L'affront du dalrenien fit instantanément bouillir le sang de Melio. Il dut prendre sur lui, et y mettre toute sa volonté afin de se contrôler et ne pas se jeter au cou de l'homme au travers les barreaux de fer. Oser utiliser sa langue pour parler de Nyha et sous-entendre qu'elle était blessée. Comment ose-t-il ?! s'emporta le vétéran intérieurement.

La colère se mêla bien vite à l'inquiétude.
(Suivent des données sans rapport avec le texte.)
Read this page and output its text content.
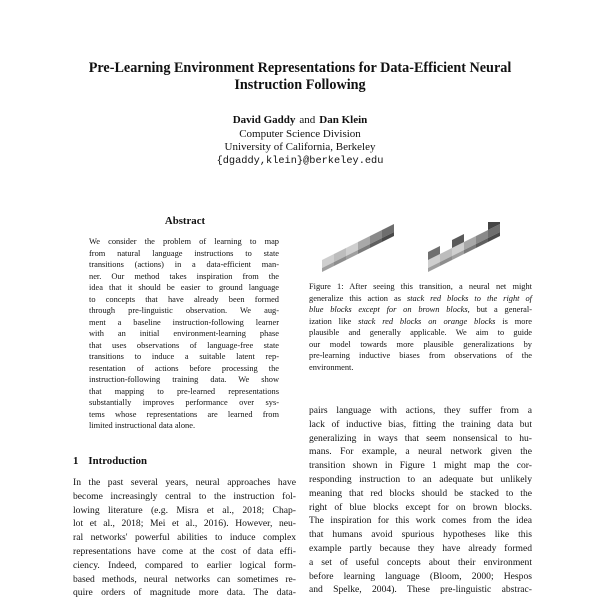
Pre-Learning Environment Representations for Data-Efficient Neural
Instruction Following
David Gaddy and Dan Klein
Computer Science Division
University of California, Berkeley
{dgaddy,klein}@berkeley.edu
Abstract
We consider the problem of learning to map
from natural language instructions to state
transitions (actions) in a data-efficient man-
ner. Our method takes inspiration from the
idea that it should be easier to ground language
to concepts that have already been formed
through pre-linguistic observation. We aug-
ment a baseline instruction-following learner
with an initial environment-learning phase
that uses observations of language-free state
transitions to induce a suitable latent rep-
resentation of actions before processing the
instruction-following training data. We show
that mapping to pre-learned representations
substantially improves performance over sys-
tems whose representations are learned from
limited instructional data alone.
Figure 1: After seeing this transition, a neural net might
generalize this action as stack red blocks to the right of
blue blocks except for on brown blocks, but a general-
ization like stack red blocks on orange blocks is more
plausible and generally applicable. We aim to guide
our model towards more plausible generalizations by
pre-learning inductive biases from observations of the
environment.
1 Introduction
In the past several years, neural approaches have
become increasingly central to the instruction fol-
lowing literature (e.g. Misra et al., 2018; Chap-
lot et al., 2018; Mei et al., 2016). However, neu-
ral networks' powerful abilities to induce complex
representations have come at the cost of data effi-
ciency. Indeed, compared to earlier logical form-
based methods, neural networks can sometimes re-
quire orders of magnitude more data. The data-
pairs language with actions, they suffer from a
lack of inductive bias, fitting the training data but
generalizing in ways that seem nonsensical to hu-
mans. For example, a neural network given the
transition shown in Figure 1 might map the cor-
responding instruction to an adequate but unlikely
meaning that red blocks should be stacked to the
right of blue blocks except for on brown blocks.
The inspiration for this work comes from the idea
that humans avoid spurious hypotheses like this
example partly because they have already formed
a set of useful concepts about their environment
before learning language (Bloom, 2000; Hespos
and Spelke, 2004). These pre-linguistic abstrac-
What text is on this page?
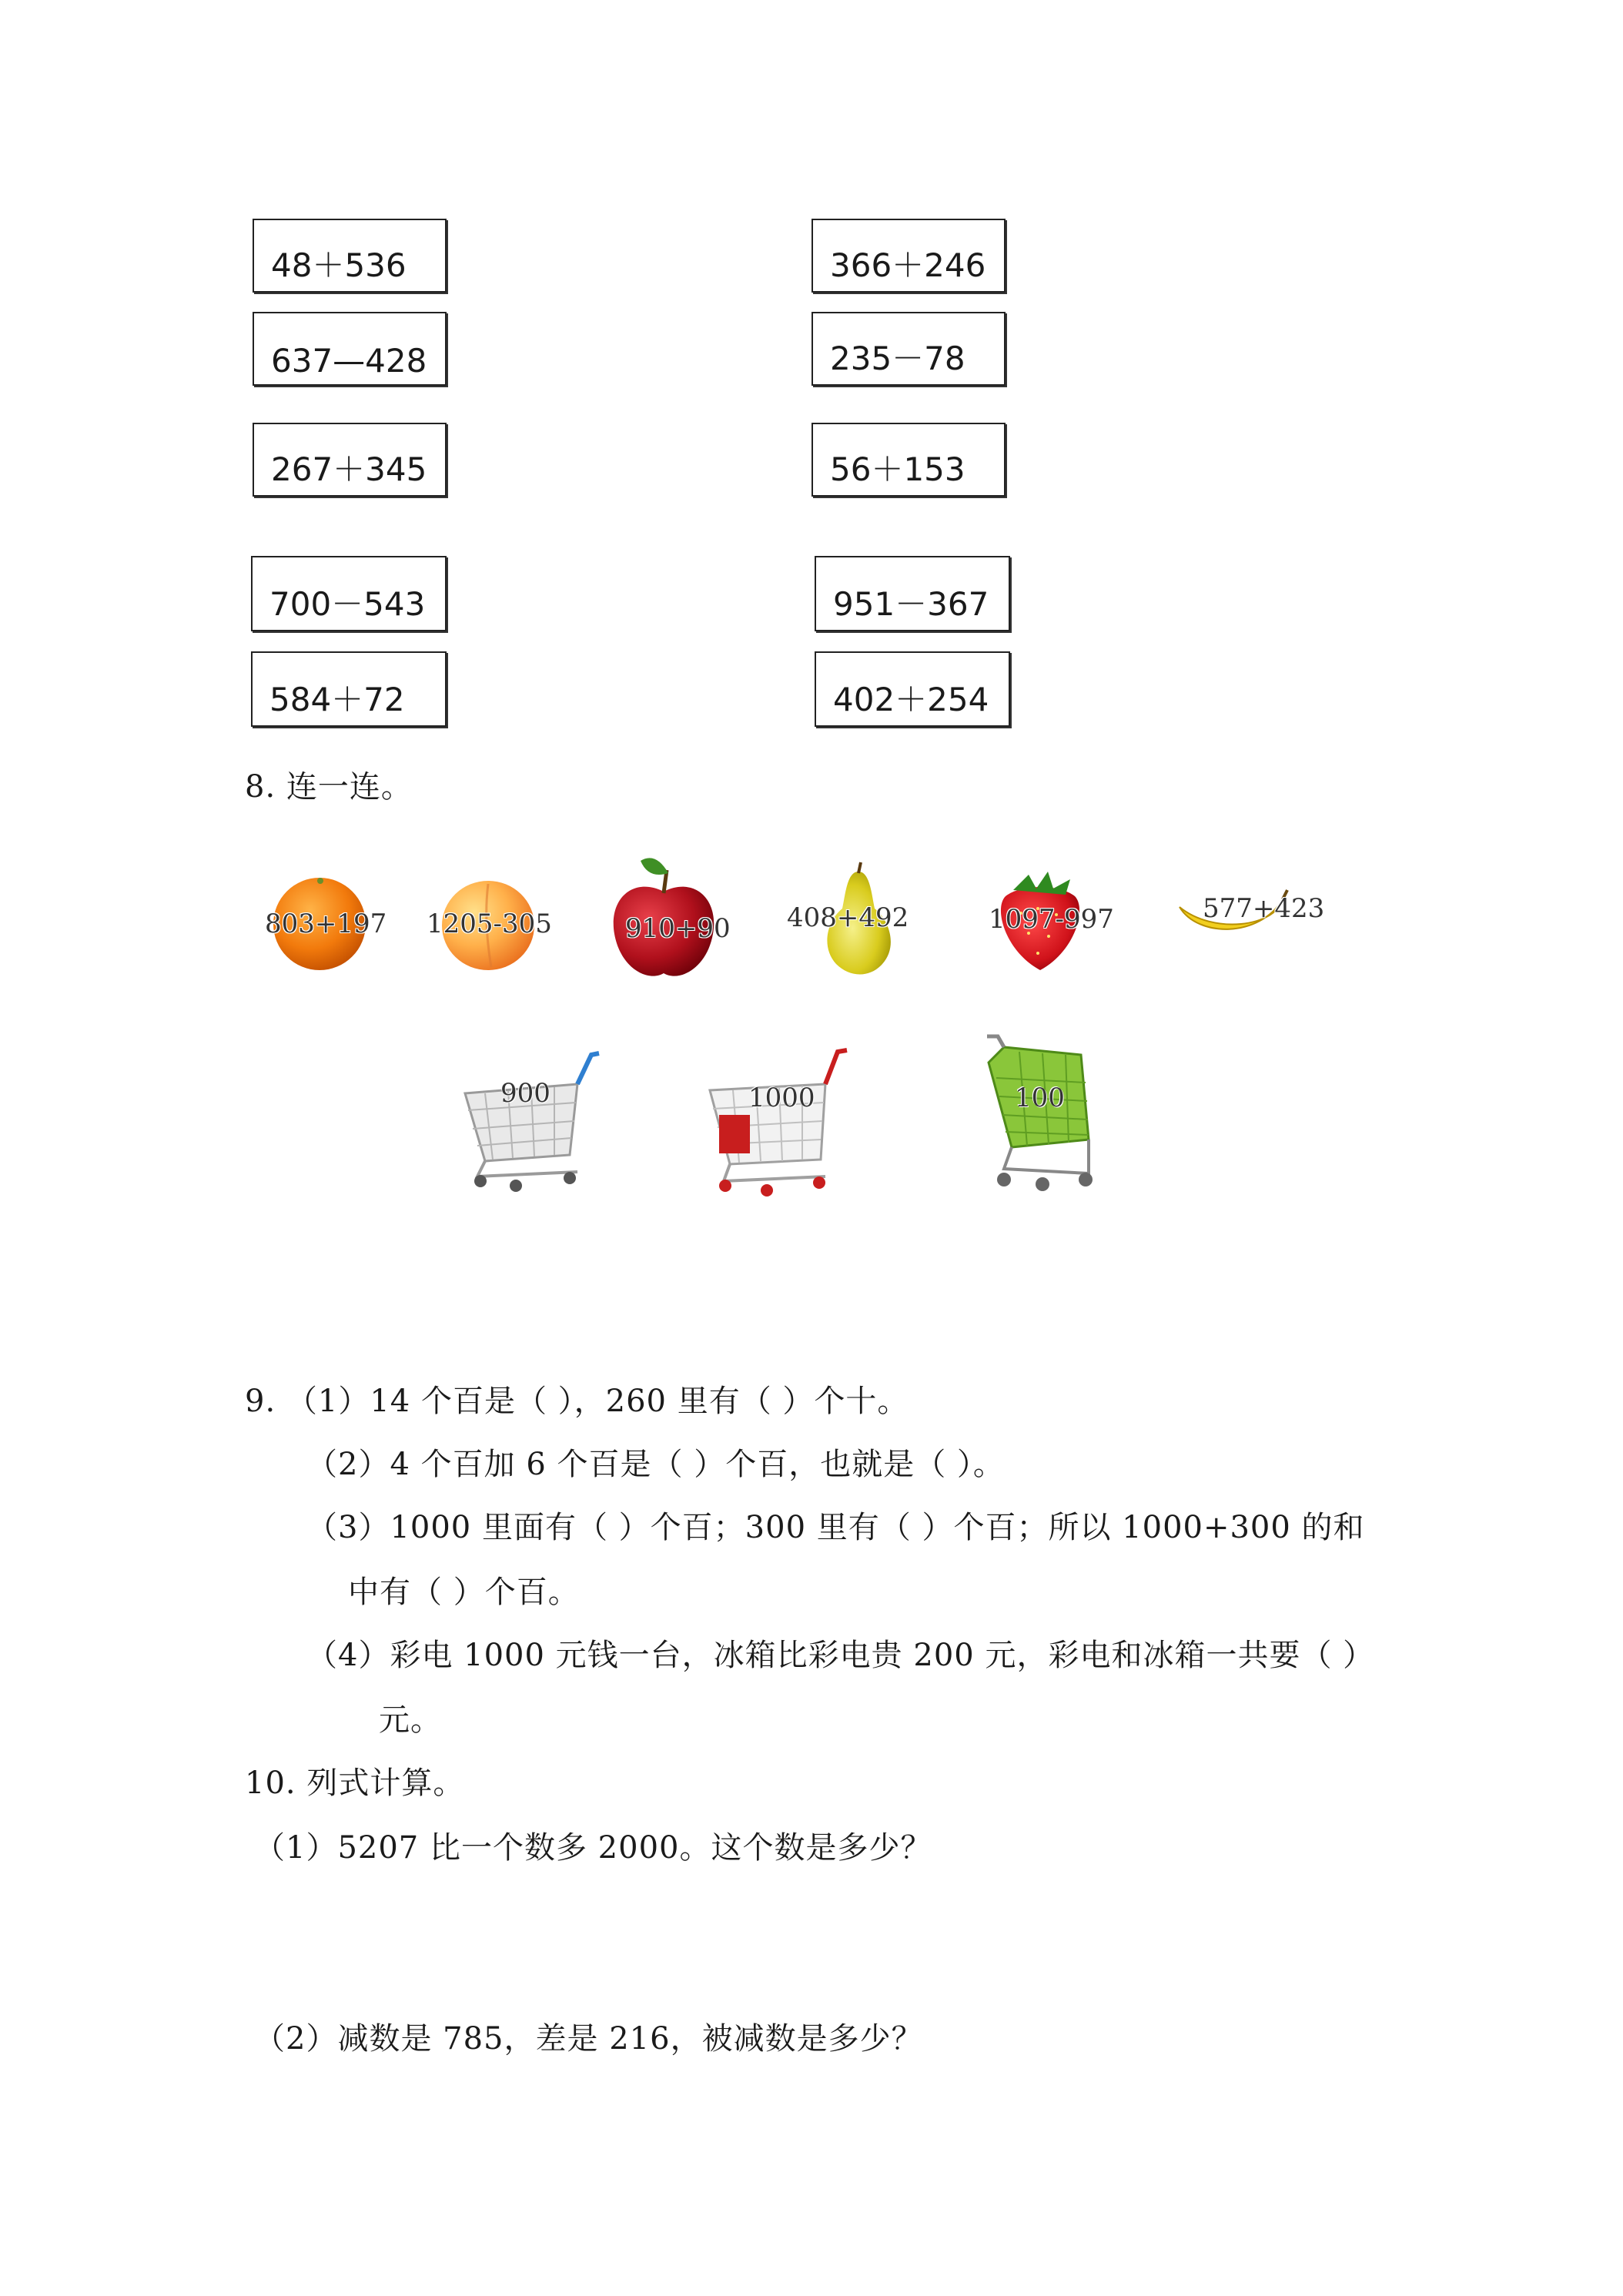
48＋536
637—428
267＋345
700－543
584＋72
366＋246
235－78
56＋153
951－367
402＋254
8. 连一连。
803+197 1205-305	910+90 408+492	1097-997	577+423
900	1000	100
9. （1）14 个百是（ ），260 里有（ ）个十。
（2）4 个百加 6 个百是（ ）个百，也就是（ ）。
（3）1000 里面有（ ）个百；300 里有（ ）个百；所以 1000+300 的和
中有（ ）个百。
（4）彩电 1000 元钱一台，冰箱比彩电贵 200 元，彩电和冰箱一共要（ ）
元。
10. 列式计算。
（1）5207 比一个数多 2000。这个数是多少？
（2）减数是 785，差是 216，被减数是多少？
Melio avait été inconscient jusqu'à ce qu'ils entrent dans l'avant-poste et une fois dans la cour, il n'avait guère eu le temps de regarder si sa fille allait bien.

Son ennemi disait-il la vérité ? Était-il en train de bluffer ?

Le risque était trop grand. Il avait besoin de savoir. Melio ouvrit alors la bouche mais n'eut le temps de prononcer le moindre mot, que l'elfe s'éloignait déjà, laissant son prisonnier dans sa triste solitude, sans aucune réponse.

*

Les fins de chapitre tristes commencent à être habituelles on dirait ^^"

Néanmoins j'espère que ce chapitre vous aura plu. N'hésitez pas à me le dire. ^^

On se retrouve lundi prochain du côté de Deli et Alden ! :3

PS : le portrait d'Agar est disponible ;)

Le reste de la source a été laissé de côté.